Nevertheless Gifford could tell that she was not so thoroughly relieved as her words implied.
“Completely,” he declared. “You have heard of the new piece of evidence?” he added casually.
For a moment she stopped with a start, instantly recovering herself. “No; what is that?” in a tone almost of unconcern.
Gifford told her of the statement made by the country girl and its corroboration in the finding of the rope. As he continued he felt sure that the story was gripping his companion more and more closely. At last she stopped dead and turned to him with eyes which had in them intense mystification as well as fear.
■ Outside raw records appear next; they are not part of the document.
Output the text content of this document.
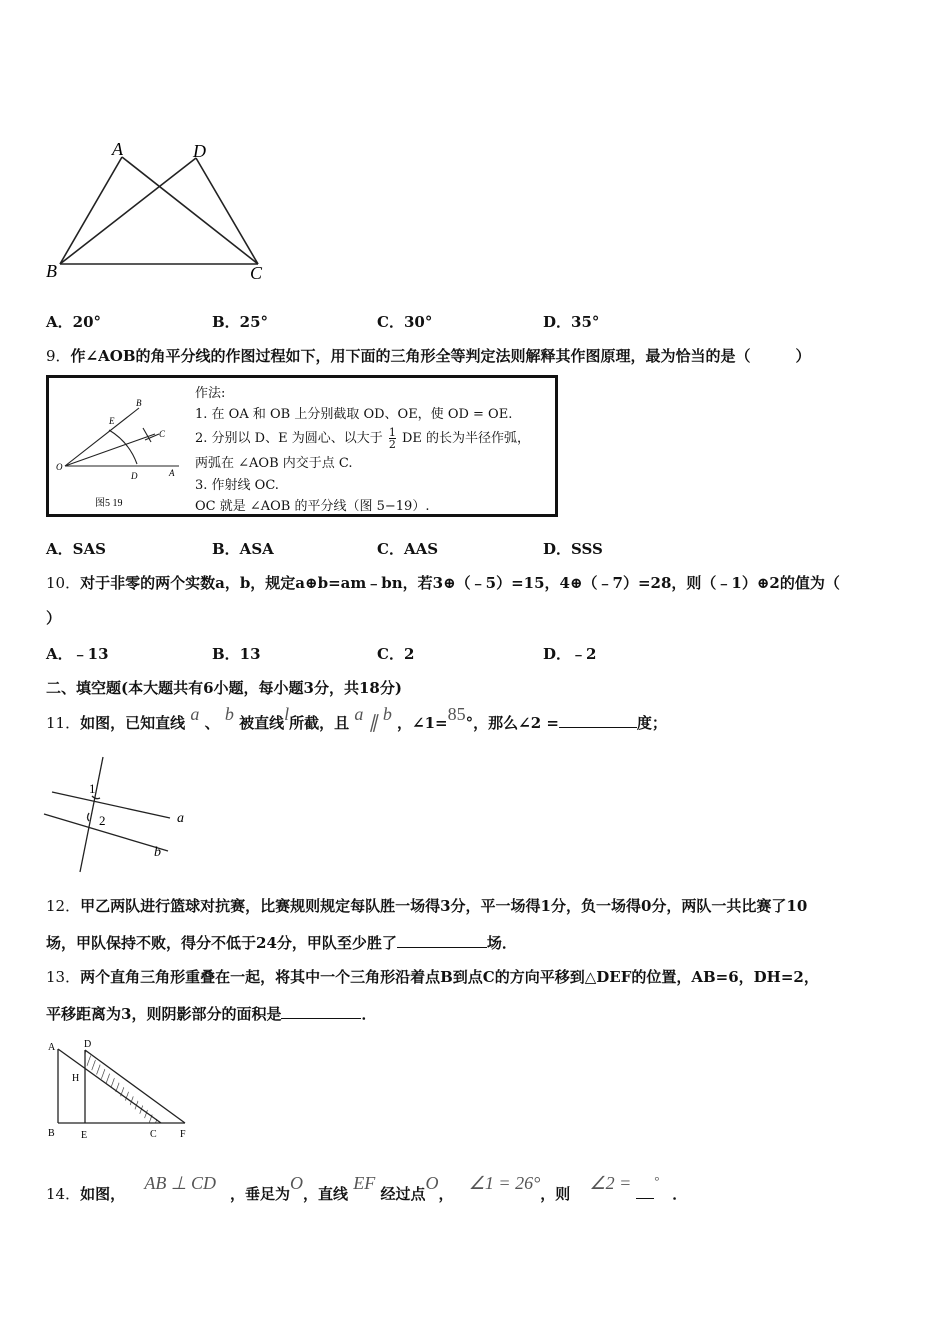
A	D
B	C
A．20°	B．25°	C．30°	D．35°
9．作∠AOB的角平分线的作图过程如下，用下面的三角形全等判定法则解释其作图原理，最为恰当的是（　　　）
B
E
C
O
D	A
图5 19
作法:
1. 在 OA 和 OB 上分别截取 OD、OE，使 OD = OE.
2. 分别以 D、E 为圆心、以大于 $\frac{1}{2}$ DE 的长为半径作弧，
两弧在 ∠AOB 内交于点 C.
3. 作射线 OC.
OC 就是 ∠AOB 的平分线（图 5−19）.
A．SAS	B．ASA	C．AAS	D．SSS
10．对于非零的两个实数a，b，规定a⊕b=am﹣bn，若3⊕（﹣5）=15，4⊕（﹣7）=28，则（﹣1）⊕2的值为（
）
A．﹣13	B．13	C．2	D．﹣2
二、填空题(本大题共有6小题，每小题3分，共18分)
11．如图，已知直线 a 、 b 被直线l所截，且 a ∥ b ，∠1=85°，那么∠2 =	度；
1
2	a
b
12．甲乙两队进行篮球对抗赛，比赛规则规定每队胜一场得3分，平一场得1分，负一场得0分，两队一共比赛了10
场，甲队保持不败，得分不低于24分，甲队至少胜了	场．
13．两个直角三角形重叠在一起，将其中一个三角形沿着点B到点C的方向平移到△DEF的位置，AB=6，DH=2，
平移距离为3，则阴影部分的面积是	．
A	D
H
B	E	C F
14．如图， AB ⊥ CD，垂足为O，直线 EF 经过点O， ∠1 = 26°，则 ∠2 = ° ．
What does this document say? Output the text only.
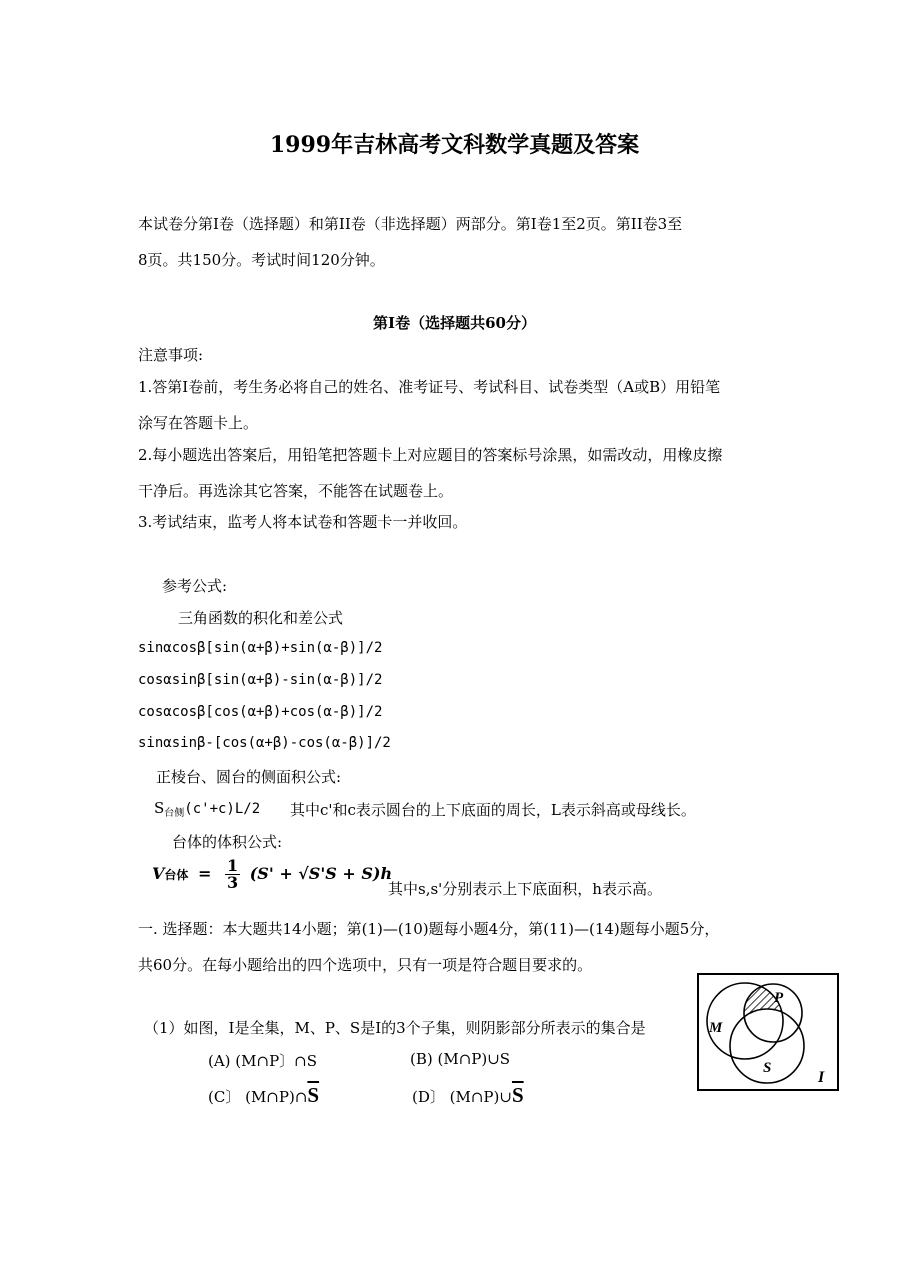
1999年吉林高考文科数学真题及答案
本试卷分第I卷（选择题）和第II卷（非选择题）两部分。第I卷1至2页。第II卷3至
8页。共150分。考试时间120分钟。
第I卷（选择题共60分）
注意事项:
1.答第I卷前，考生务必将自己的姓名、准考证号、考试科目、试卷类型（A或B）用铅笔
涂写在答题卡上。
2.每小题选出答案后，用铅笔把答题卡上对应题目的答案标号涂黑，如需改动，用橡皮擦
干净后。再选涂其它答案，不能答在试题卷上。
3.考试结束，监考人将本试卷和答题卡一并收回。
参考公式:
三角函数的积化和差公式
sinαcosβ[sin(α+β)+sin(α-β)]/2
cosαsinβ[sin(α+β)-sin(α-β)]/2
cosαcosβ[cos(α+β)+cos(α-β)]/2
sinαsinβ-[cos(α+β)-cos(α-β)]/2
正棱台、圆台的侧面积公式:
$S_{台侧}(c'+c)L/2$ 其中c'和c表示圆台的上下底面的周长，L表示斜高或母线长。
台体的体积公式:
V台体 = $\frac{1}{3} (S' + √S'S + S)h$
其中s,s'分别表示上下底面积，h表示高。
一. 选择题：本大题共14小题；第(1)—(10)题每小题4分，第(11)—(14)题每小题5分，
共60分。在每小题给出的四个选项中，只有一项是符合题目要求的。
（1）如图，I是全集，M、P、S是I的3个子集，则阴影部分所表示的集合是
(A) (M∩P〕∩S	(B) (M∩P)∪S
(C〕 $(M\cap P)\cap\overline{S}$	(D〕 $(M\cap P)\cup\overline{S}$
M
P
S
I
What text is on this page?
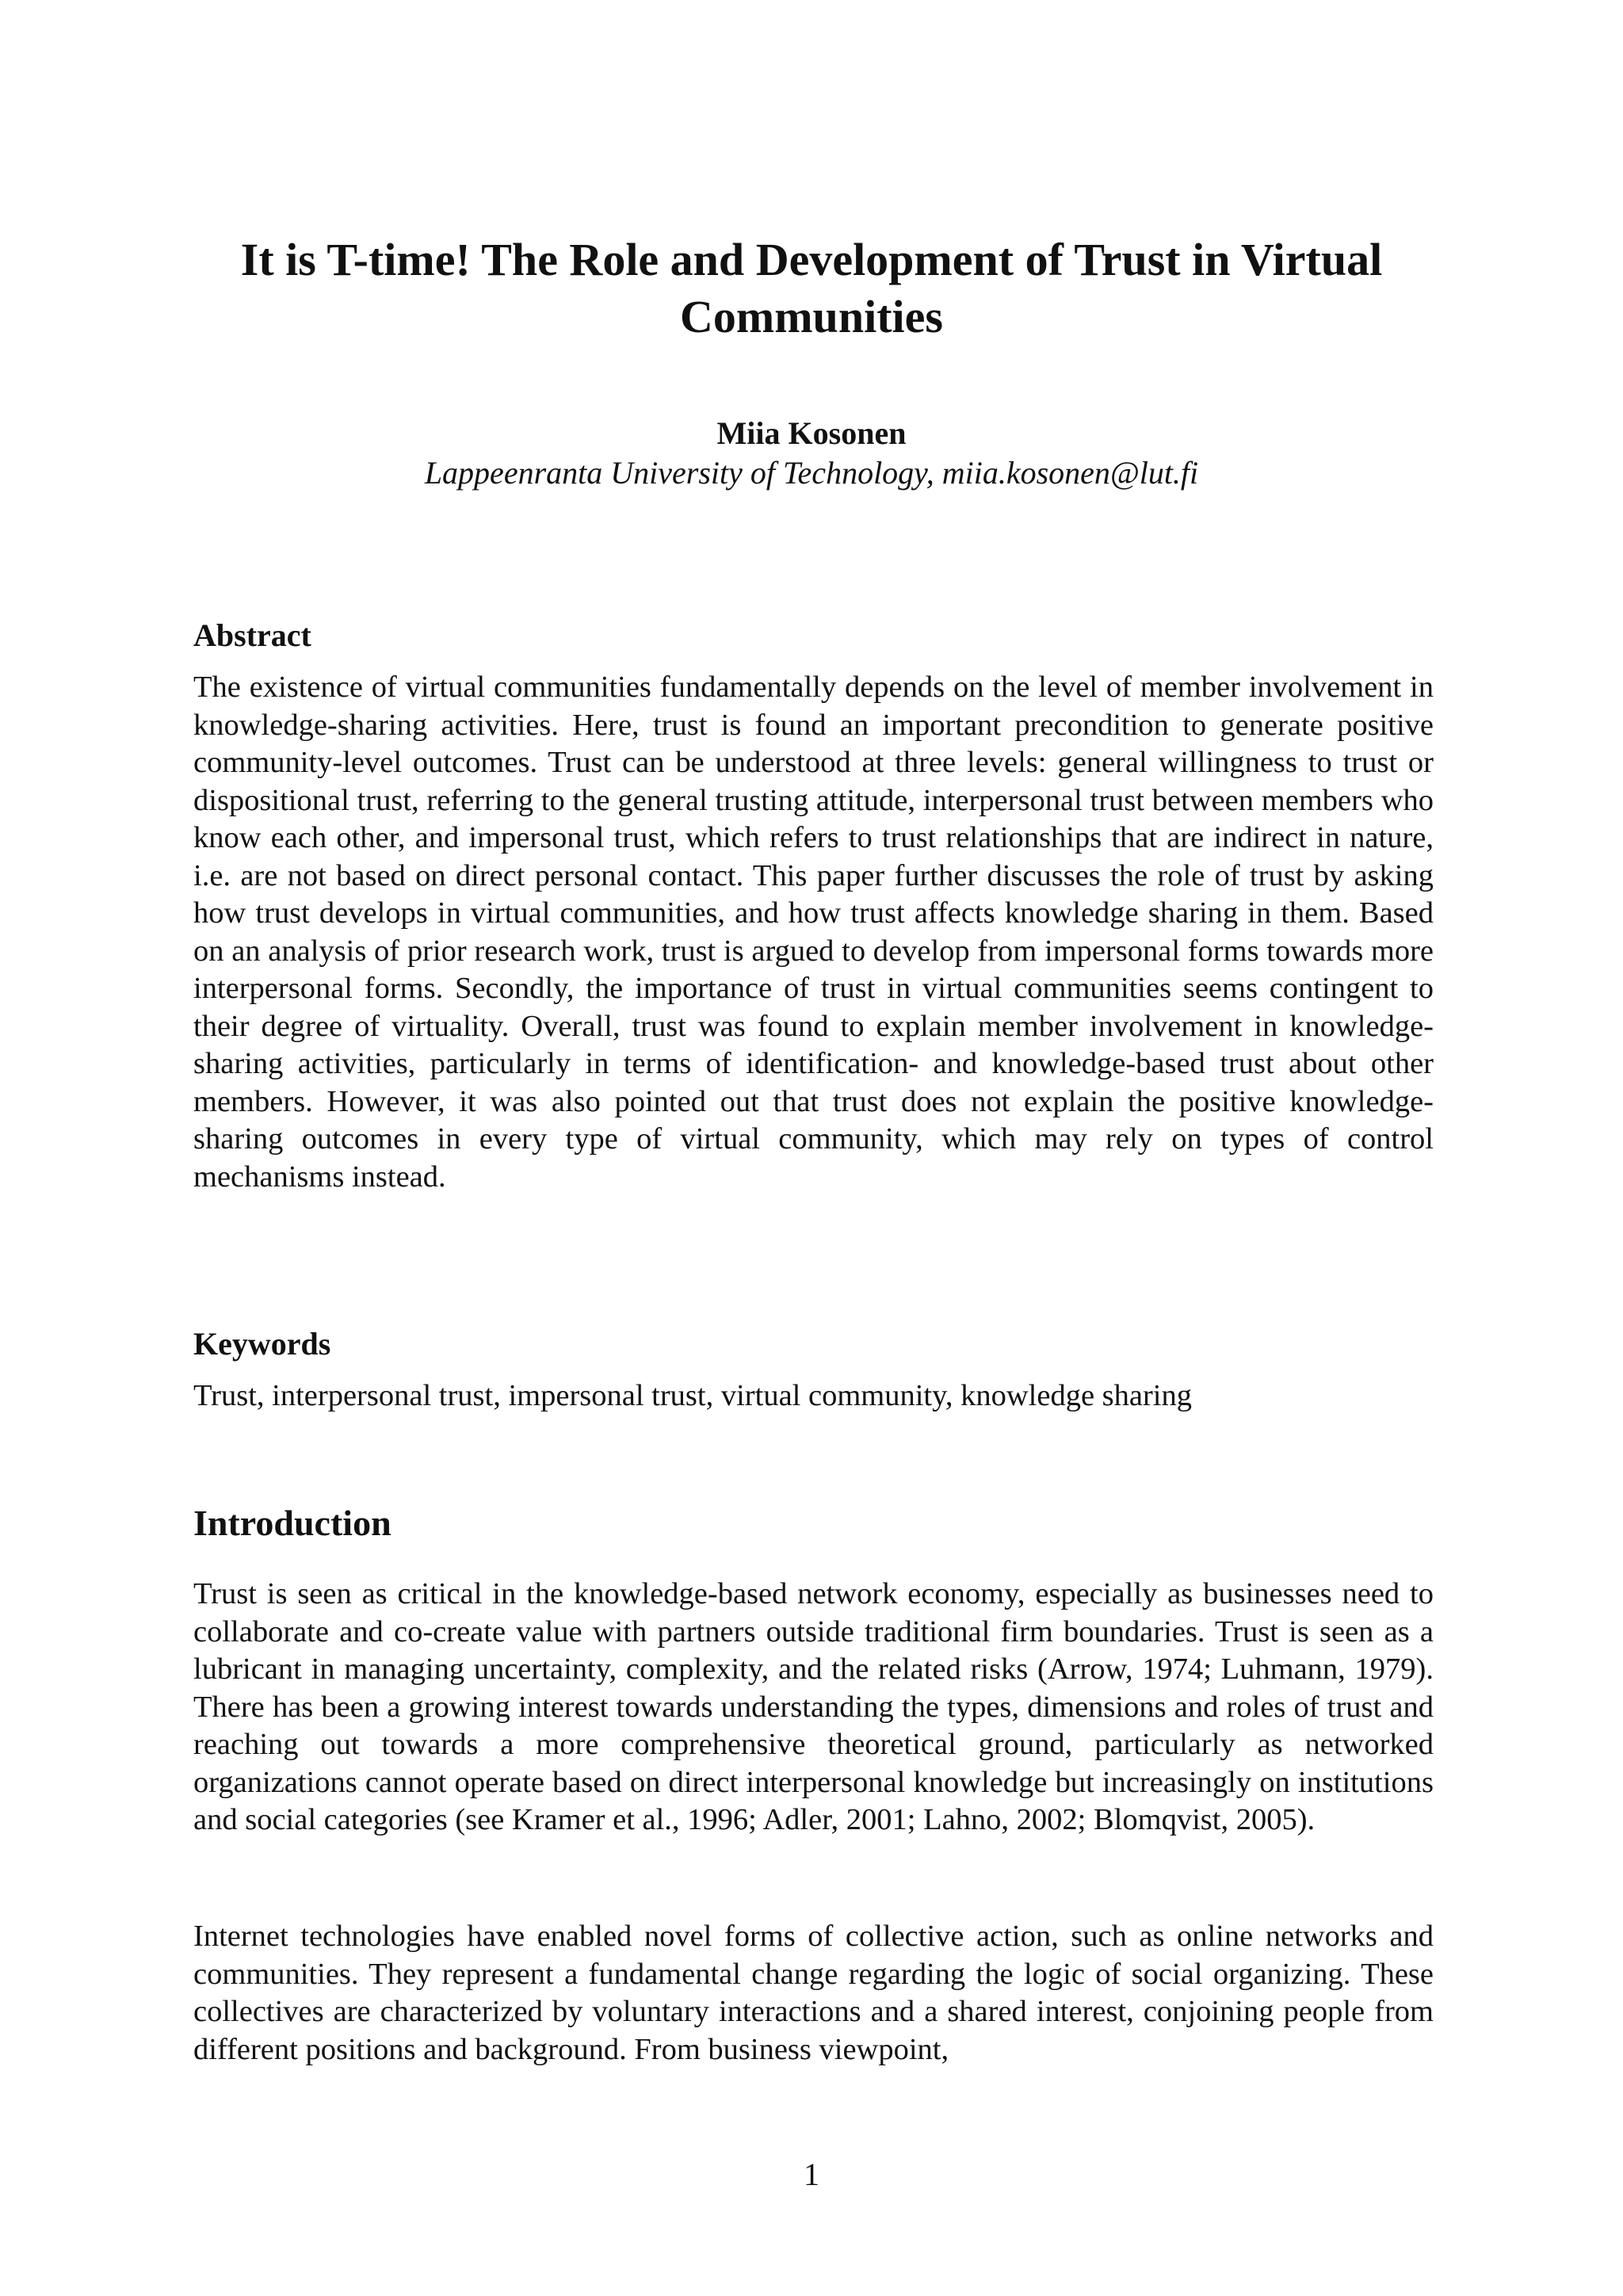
It is T-time! The Role and Development of Trust in Virtual Communities
Miia Kosonen
Lappeenranta University of Technology, miia.kosonen@lut.fi
Abstract

The existence of virtual communities fundamentally depends on the level of member involvement in knowledge-sharing activities. Here, trust is found an important precondition to generate positive community-level outcomes. Trust can be understood at three levels: general willingness to trust or dispositional trust, referring to the general trusting attitude, interpersonal trust between members who know each other, and impersonal trust, which refers to trust relationships that are indirect in nature, i.e. are not based on direct personal contact. This paper further discusses the role of trust by asking how trust develops in virtual communities, and how trust affects knowledge sharing in them. Based on an analysis of prior research work, trust is argued to develop from impersonal forms towards more interpersonal forms. Secondly, the importance of trust in virtual communities seems contingent to their degree of virtuality. Overall, trust was found to explain member involvement in knowledge-sharing activities, particularly in terms of identification- and knowledge-based trust about other members. However, it was also pointed out that trust does not explain the positive knowledge-sharing outcomes in every type of virtual community, which may rely on types of control mechanisms instead.

Keywords

Trust, interpersonal trust, impersonal trust, virtual community, knowledge sharing

Introduction

Trust is seen as critical in the knowledge-based network economy, especially as businesses need to collaborate and co-create value with partners outside traditional firm boundaries. Trust is seen as a lubricant in managing uncertainty, complexity, and the related risks (Arrow, 1974; Luhmann, 1979). There has been a growing interest towards understanding the types, dimensions and roles of trust and reaching out towards a more comprehensive theoretical ground, particularly as networked organizations cannot operate based on direct interpersonal knowledge but increasingly on institutions and social categories (see Kramer et al., 1996; Adler, 2001; Lahno, 2002; Blomqvist, 2005).

Internet technologies have enabled novel forms of collective action, such as online networks and communities. They represent a fundamental change regarding the logic of social organizing. These collectives are characterized by voluntary interactions and a shared interest, conjoining people from different positions and background. From business viewpoint,

1
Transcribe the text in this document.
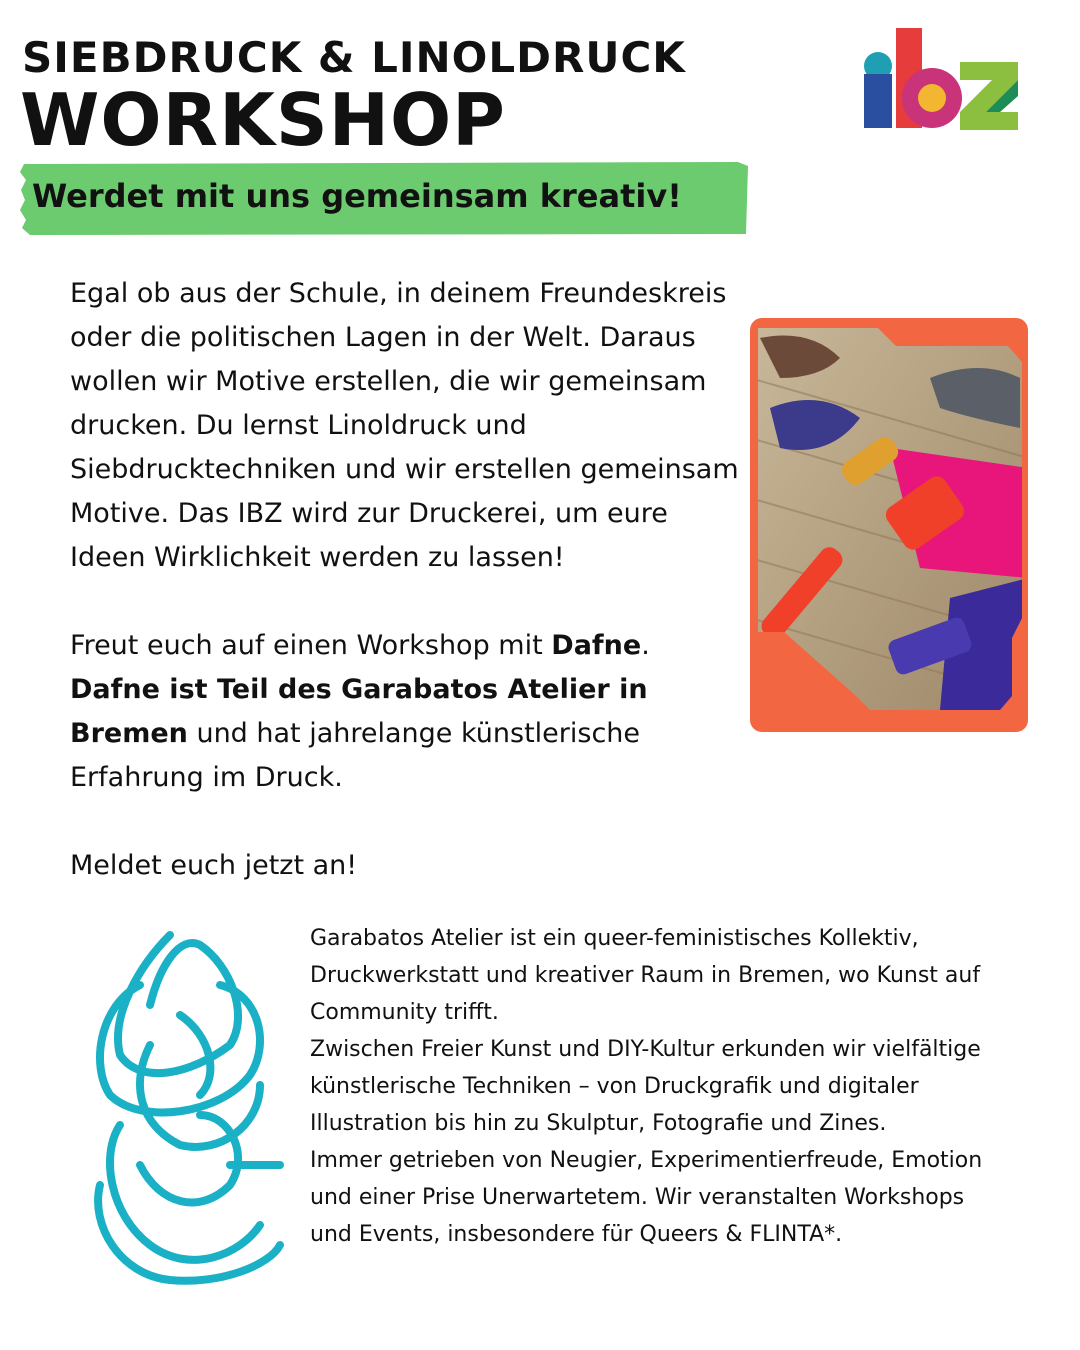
SIEBDRUCK & LINOLDRUCK
WORKSHOP
Werdet mit uns gemeinsam kreativ!

Egal ob aus der Schule, in deinem Freundeskreis oder die politischen Lagen in der Welt. Daraus wollen wir Motive erstellen, die wir gemeinsam drucken. Du lernst Linoldruck und Siebdrucktechniken und wir erstellen gemeinsam Motive. Das IBZ wird zur Druckerei, um eure Ideen Wirklichkeit werden zu lassen!

Freut euch auf einen Workshop mit Dafne. Dafne ist Teil des Garabatos Atelier in Bremen und hat jahrelange künstlerische Erfahrung im Druck.

Meldet euch jetzt an!

Garabatos Atelier ist ein queer-feministisches Kollektiv, Druckwerkstatt und kreativer Raum in Bremen, wo Kunst auf Community trifft.

Zwischen Freier Kunst und DIY-Kultur erkunden wir vielfältige künstlerische Techniken – von Druckgrafik und digitaler Illustration bis hin zu Skulptur, Fotografie und Zines.

Immer getrieben von Neugier, Experimentierfreude, Emotion und einer Prise Unerwartetem. Wir veranstalten Workshops und Events, insbesondere für Queers & FLINTA*.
“Mr. Gifford, do you believe that story?”
“I see no reason for disbelieving it,” he answered quietly. “It is practically the only conceivable solution of the mystery of the locked door.”
“Surely—” she stopped, checking the vehement objection that rose to her lips. “This girl,” she went on as though searching for a plausible argument, “is it not likely that she was mistaken? We know what these country people are. And she could not have seen very clearly.”
“But,” Gifford argued gently, “her statement is confirmed by the finding of the rope.”
Edith Morriston was thinking strenuously, desperately, he could see that. The words she spoke were but mechanical, the mere froth of a seething brain. Yet her splendid self-command—and he recognized it with admiration—never deserted her, however supreme the struggle may have been to retain it.
A seat was by them; she went across the path to it and sat down. Gifford saw that she was deadly pale.